Some of the globally optimized SixHy clusters we have obtained so far are shown below:
Figure 1. Ab Initio global minima determined for (a) Si10H16, (b) Si10H14, © Si14H20, (d) Si14H18, (e) Si18H24 and (f) Si18H22.
These results show that when the Si cluster core is passivated with enough H atoms, as in Si10H16, Si14H20 and Si18H24, the core adopts a bulk Si like structure. However, in the clusters Si10H14, Si14H18 and Si18H22, with 2 less H atoms the global minima have very different Si core structures.
In the SixHy global optimization studies the H atom serves as a prototypical passivating ligand which simplifies performing the calculations. Recently we have performed global optimization calculations with F as the passivating ligand. As illustrated below we find that specific SixLy stoichiometries have quite different lowest energy Si core structures when passivated by F atoms.
Figure 2. Ab Initio global minima for Si7L14, Si8L14, Si10L16 and Si10L14 where L is H or F in the right and left columns.

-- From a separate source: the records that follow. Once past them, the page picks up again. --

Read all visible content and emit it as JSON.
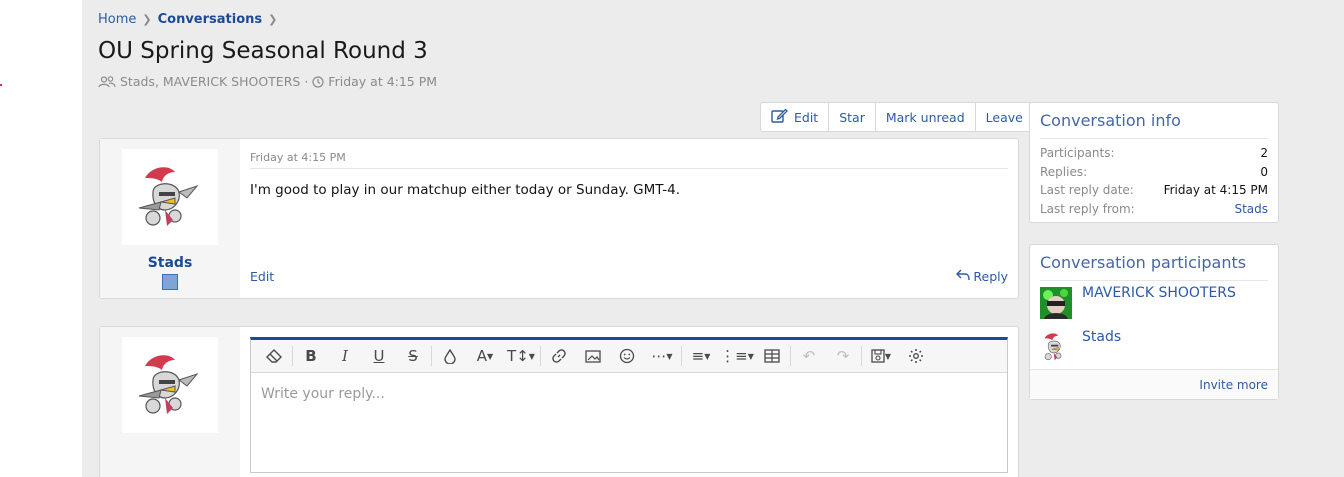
{
  "breadcrumb": {
    "home": "Home",
    "conversations": "Conversations"
  },
  "conversation": {
    "title": "OU Spring Seasonal Round 3",
    "participants_text": "Stads, MAVERICK SHOOTERS",
    "separator": "·",
    "date_text": "Friday at 4:15 PM"
  },
  "actions": {
    "edit": "Edit",
    "star": "Star",
    "mark_unread": "Mark unread",
    "leave": "Leave"
  },
  "message": {
    "date": "Friday at 4:15 PM",
    "body": "I'm good to play in our matchup either today or Sunday. GMT-4.",
    "author": "Stads",
    "edit_label": "Edit",
    "reply_label": "Reply"
  },
  "editor": {
    "placeholder": "Write your reply...",
    "toolbar_icons": [
      "eraser-icon",
      "bold-icon",
      "italic-icon",
      "underline-icon",
      "strikethrough-icon",
      "color-drop-icon",
      "font-family-icon",
      "font-size-icon",
      "link-icon",
      "image-icon",
      "smiley-icon",
      "more-icon",
      "align-icon",
      "list-icon",
      "table-icon",
      "undo-icon",
      "redo-icon",
      "drafts-icon",
      "settings-icon"
    ]
  },
  "info": {
    "title": "Conversation info",
    "participants_label": "Participants:",
    "participants_value": "2",
    "replies_label": "Replies:",
    "replies_value": "0",
    "last_reply_date_label": "Last reply date:",
    "last_reply_date_value": "Friday at 4:15 PM",
    "last_reply_from_label": "Last reply from:",
    "last_reply_from_value": "Stads"
  },
  "participants": {
    "title": "Conversation participants",
    "list": [
      {
        "name": "MAVERICK SHOOTERS"
      },
      {
        "name": "Stads"
      }
    ],
    "invite_more": "Invite more"
  },
  "colors": {
    "link": "#2c5aa8",
    "accent": "#1d4a96",
    "sidebar_title": "#4766a5",
    "page_bg": "#ececec"
  }
}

In the SixHy clusters, we find the H atoms tend to spread out evenly over the Si atoms, whereas for SixFy the F atoms favor forming SiF3 groups. We are currently developing strategies to globally optimize Si nanoclusters with OH, CH3 and OCH3 as the passivating ligand L.
Other Research Interests
I am also interested in performing quantum chemistry calculations related to adsorption of molecules on surfaces. The usual approach is to model the extended surface by a cluster of atoms with the same geometric arrangement of atoms at the active site of interest on the extended surface. We then perform quantum chemistry calculations using the GAMESS or Gaussian computer packages to investigate various properties such as the geometric structure at the preferred adsorption site for an adsorbate, the strength of the chemisorption interaction and identify any characteristic vibrational information.